CVE-2026-63305

WWBN · AVideo

AVideo versions 29.0 and earlier contain an OS command injection vulnerability in the ffmpeg-json.php file, enabling unauthenticated attackers to execute arbitrary commands.

Executive summary

An OS command injection vulnerability in WWBN AVideo allows unauthenticated remote attackers to execute arbitrary commands, creating a high risk of total system compromise.

Vulnerability

This is an OS command injection vulnerability (CWE-78) located in the ffmpeg-json.php file. It permits an unauthenticated attacker to manipulate input parameters to execute arbitrary system commands.

Business impact

The impact of this vulnerability is significant, as it allows for full system control if the application server is compromised. This could result in unauthorized data exfiltration, service disruption, or the installation of persistent malicious backdoors. The CVSS score of 8.1 underscores the high risk posed to the confidentiality and integrity of the affected environment.

Remediation

Immediate Action: Check the vendor GitHub repository for security patches and apply them as soon as they become available.

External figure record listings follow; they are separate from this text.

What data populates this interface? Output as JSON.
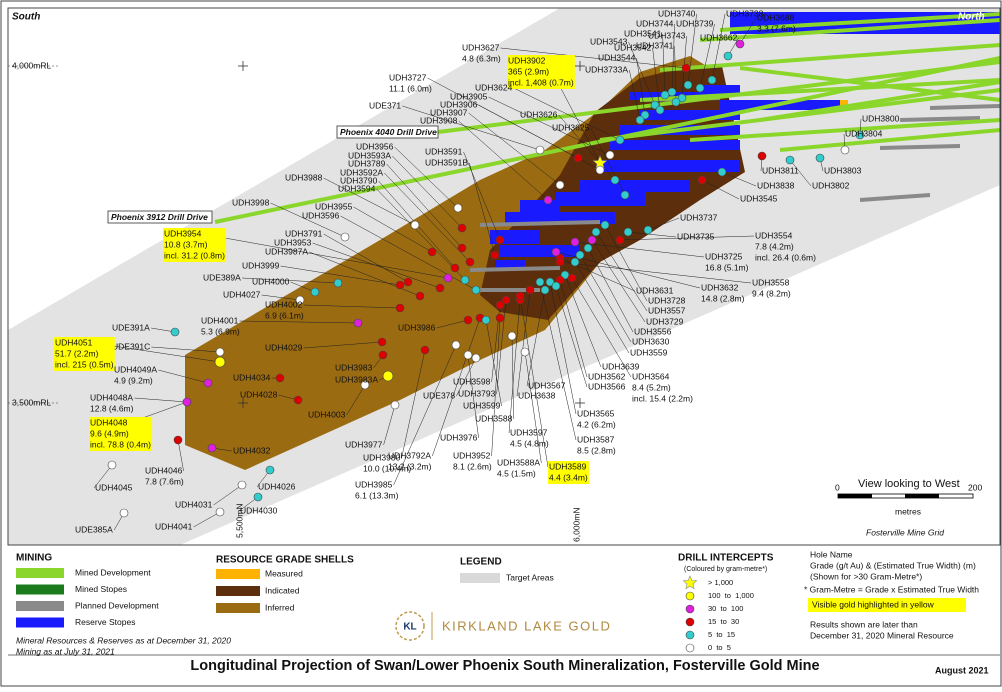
{
  "map": {
    "south": "South",
    "north": "North",
    "rl": [
      "4,000mRL",
      "3,500mRL"
    ],
    "northings": [
      "5,500mN",
      "6,000mN"
    ],
    "drives": [
      "Phoenix 4040 Drill Drive",
      "Phoenix 3912 Drill Drive"
    ],
    "holes": [
      {
        "name": "UDH3740"
      },
      {
        "name": "UDH3739"
      },
      {
        "name": "UDH3738"
      },
      {
        "name": "UDH3688",
        "grade": "3.3 (7.6m)"
      },
      {
        "name": "UDH3744"
      },
      {
        "name": "UDH3541"
      },
      {
        "name": "UDH3743"
      },
      {
        "name": "UDH3662"
      },
      {
        "name": "UDH3741"
      },
      {
        "name": "UDH3543"
      },
      {
        "name": "UDH3542"
      },
      {
        "name": "UDH3544"
      },
      {
        "name": "UDH3733A"
      },
      {
        "name": "UDH3627",
        "grade": "4.8 (6.3m)"
      },
      {
        "name": "UDH3902",
        "grade": "365 (2.9m)",
        "incl": "incl. 1,408 (0.7m)",
        "visible_gold": true
      },
      {
        "name": "UDH3727",
        "grade": "11.1 (6.0m)"
      },
      {
        "name": "UDH3624"
      },
      {
        "name": "UDH3905"
      },
      {
        "name": "UDH3906"
      },
      {
        "name": "UDE371"
      },
      {
        "name": "UDH3907"
      },
      {
        "name": "UDH3908"
      },
      {
        "name": "UDH3626"
      },
      {
        "name": "UDH3625"
      },
      {
        "name": "UDH3956"
      },
      {
        "name": "UDH3591"
      },
      {
        "name": "UDH3593A"
      },
      {
        "name": "UDH3591B"
      },
      {
        "name": "UDH3789"
      },
      {
        "name": "UDH3592A"
      },
      {
        "name": "UDH3790"
      },
      {
        "name": "UDH3988"
      },
      {
        "name": "UDH3594"
      },
      {
        "name": "UDH3998"
      },
      {
        "name": "UDH3955"
      },
      {
        "name": "UDH3596"
      },
      {
        "name": "UDH3954",
        "grade": "10.8 (3.7m)",
        "incl": "incl. 31.2 (0.8m)",
        "visible_gold": true
      },
      {
        "name": "UDH3791"
      },
      {
        "name": "UDH3953"
      },
      {
        "name": "UDH3987A"
      },
      {
        "name": "UDH3999"
      },
      {
        "name": "UDE389A"
      },
      {
        "name": "UDH4000"
      },
      {
        "name": "UDH4027"
      },
      {
        "name": "UDH4002",
        "grade": "6.9 (6.1m)"
      },
      {
        "name": "UDH4001",
        "grade": "5.3 (6.9m)"
      },
      {
        "name": "UDE391A"
      },
      {
        "name": "UDE391C"
      },
      {
        "name": "UDH4051",
        "grade": "51.7 (2.2m)",
        "incl": "incl. 215 (0.5m)",
        "visible_gold": true
      },
      {
        "name": "UDH4029"
      },
      {
        "name": "UDH3986"
      },
      {
        "name": "UDH3983"
      },
      {
        "name": "UDH3983A"
      },
      {
        "name": "UDH4049A",
        "grade": "4.9 (9.2m)"
      },
      {
        "name": "UDH4034"
      },
      {
        "name": "UDH4028"
      },
      {
        "name": "UDH4048A",
        "grade": "12.8 (4.6m)"
      },
      {
        "name": "UDH4003"
      },
      {
        "name": "UDH4048",
        "grade": "9.6 (4.9m)",
        "incl": "incl. 78.8 (0.4m)",
        "visible_gold": true
      },
      {
        "name": "UDH3977"
      },
      {
        "name": "UDH4032"
      },
      {
        "name": "UDH3980",
        "grade": "10.0 (10.4m)"
      },
      {
        "name": "UDH4046",
        "grade": "7.8 (7.6m)"
      },
      {
        "name": "UDH4026"
      },
      {
        "name": "UDH4045"
      },
      {
        "name": "UDH3985",
        "grade": "6.1 (13.3m)"
      },
      {
        "name": "UDH4031"
      },
      {
        "name": "UDH4030"
      },
      {
        "name": "UDE385A"
      },
      {
        "name": "UDH4041"
      },
      {
        "name": "UDH3976"
      },
      {
        "name": "UDH3792A",
        "grade": "13.2 (3.2m)"
      },
      {
        "name": "UDH3952",
        "grade": "8.1 (2.6m)"
      },
      {
        "name": "UDE378"
      },
      {
        "name": "UDH3598"
      },
      {
        "name": "UDH3793"
      },
      {
        "name": "UDH3599"
      },
      {
        "name": "UDH3588"
      },
      {
        "name": "UDH3597",
        "grade": "4.5 (4.8m)"
      },
      {
        "name": "UDH3588A",
        "grade": "4.5 (1.5m)"
      },
      {
        "name": "UDH3589",
        "grade": "4.4 (3.4m)",
        "visible_gold": true
      },
      {
        "name": "UDH3567"
      },
      {
        "name": "UDH3638"
      },
      {
        "name": "UDH3565",
        "grade": "4.2 (6.2m)"
      },
      {
        "name": "UDH3587",
        "grade": "8.5 (2.8m)"
      },
      {
        "name": "UDH3639"
      },
      {
        "name": "UDH3562"
      },
      {
        "name": "UDH3566"
      },
      {
        "name": "UDH3564",
        "grade": "8.4 (5.2m)",
        "incl": "incl. 15.4 (2.2m)"
      },
      {
        "name": "UDH3559"
      },
      {
        "name": "UDH3630"
      },
      {
        "name": "UDH3556"
      },
      {
        "name": "UDH3729"
      },
      {
        "name": "UDH3557"
      },
      {
        "name": "UDH3728"
      },
      {
        "name": "UDH3631"
      },
      {
        "name": "UDH3632",
        "grade": "14.8 (2.8m)"
      },
      {
        "name": "UDH3558",
        "grade": "9.4 (8.2m)"
      },
      {
        "name": "UDH3725",
        "grade": "16.8 (5.1m)"
      },
      {
        "name": "UDH3554",
        "grade": "7.8 (4.2m)",
        "incl": "incl. 26.4 (0.6m)"
      },
      {
        "name": "UDH3735"
      },
      {
        "name": "UDH3737"
      },
      {
        "name": "UDH3545"
      },
      {
        "name": "UDH3838"
      },
      {
        "name": "UDH3811"
      },
      {
        "name": "UDH3802"
      },
      {
        "name": "UDH3803"
      },
      {
        "name": "UDH3804"
      },
      {
        "name": "UDH3800"
      }
    ],
    "view": "View looking to West",
    "scale": [
      "0",
      "200"
    ],
    "scale_unit": "metres",
    "grid": "Fosterville Mine Grid"
  },
  "legend": {
    "mining": {
      "title": "MINING",
      "items": [
        "Mined Development",
        "Mined Stopes",
        "Planned Development",
        "Reserve Stopes"
      ]
    },
    "shells": {
      "title": "RESOURCE GRADE SHELLS",
      "items": [
        "Measured",
        "Indicated",
        "Inferred"
      ]
    },
    "other": {
      "title": "LEGEND",
      "items": [
        "Target Areas"
      ]
    },
    "intercepts": {
      "title": "DRILL INTERCEPTS",
      "subtitle": "(Coloured by gram-metre*)",
      "items": [
        "> 1,000",
        "100  to  1,000",
        "30  to  100",
        "15  to  30",
        "5  to  15",
        "0  to  5"
      ]
    },
    "notes": [
      "Hole Name",
      "Grade (g/t Au) & (Estimated True Width) (m)",
      "(Shown for >30 Gram-Metre*)",
      "* Gram-Metre = Grade x Estimated True Width",
      "Visible gold highlighted in yellow",
      "Results shown are later than",
      "December 31, 2020 Mineral Resource"
    ],
    "dates": [
      "Mineral Resources & Reserves as at December 31, 2020",
      "Mining as at July 31, 2021"
    ]
  },
  "logo": {
    "mark": "KL",
    "name": "KIRKLAND LAKE GOLD"
  },
  "footer": {
    "title": "Longitudinal Projection of Swan/Lower Phoenix South Mineralization, Fosterville Gold Mine",
    "date": "August 2021"
  }
}
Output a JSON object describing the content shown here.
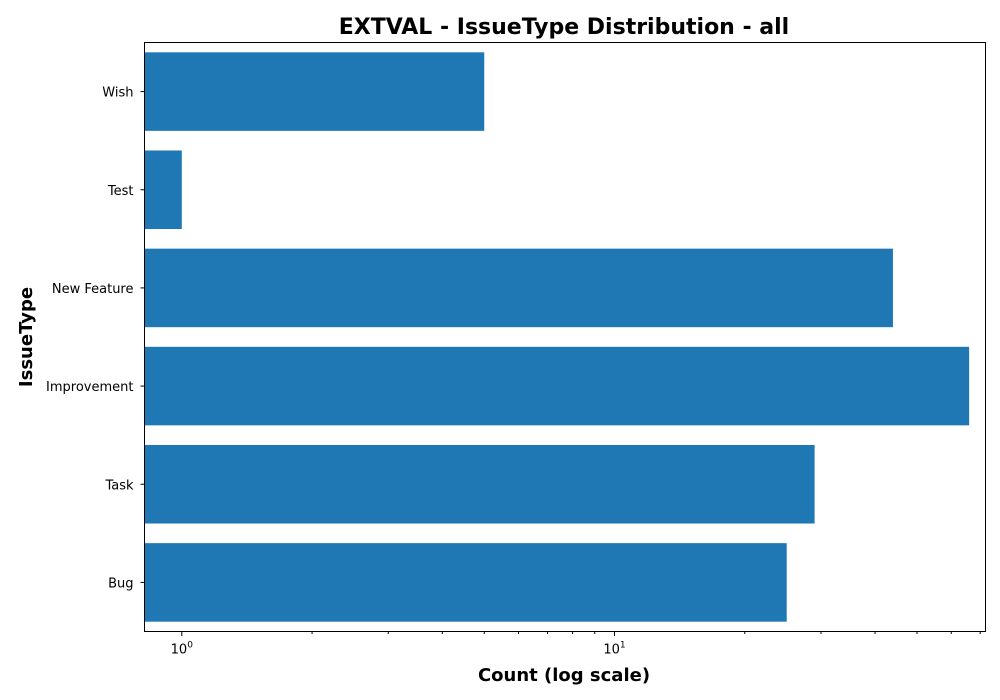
{
  "chart_data": {
    "type": "bar",
    "orientation": "horizontal",
    "title": "EXTVAL - IssueType Distribution - all",
    "xlabel": "Count (log scale)",
    "ylabel": "IssueType",
    "x_scale": "log",
    "xlim": [
      0.82,
      72
    ],
    "categories": [
      "Bug",
      "Task",
      "Improvement",
      "New Feature",
      "Test",
      "Wish"
    ],
    "values": [
      25,
      29,
      66,
      44,
      1,
      5
    ],
    "x_major_ticks": [
      {
        "value": 1,
        "base": "10",
        "exp": "0"
      },
      {
        "value": 10,
        "base": "10",
        "exp": "1"
      }
    ],
    "x_minor_ticks": [
      2,
      3,
      4,
      5,
      6,
      7,
      8,
      9,
      20,
      30,
      40,
      50,
      60,
      70
    ],
    "bar_color": "#1f77b4",
    "grid": false,
    "legend": "none"
  }
}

Proactive Monitoring: Inspect application logs for unusual request patterns targeting ffmpeg-json.php, particularly those containing shell characters or unexpected input lengths.

Compensating Controls: Utilize a Web Application Firewall to filter and block malicious traffic directed at the vulnerable PHP endpoint.

Exploitation status

Public Exploit Available: Unknown.

Analyst recommendation

Organizations utilizing AVideo should treat this vulnerability as high priority. Administrators must monitor vendor channels for the release of a patch and ensure that adequate perimeter defenses are in place to mitigate potential exploitation attempts.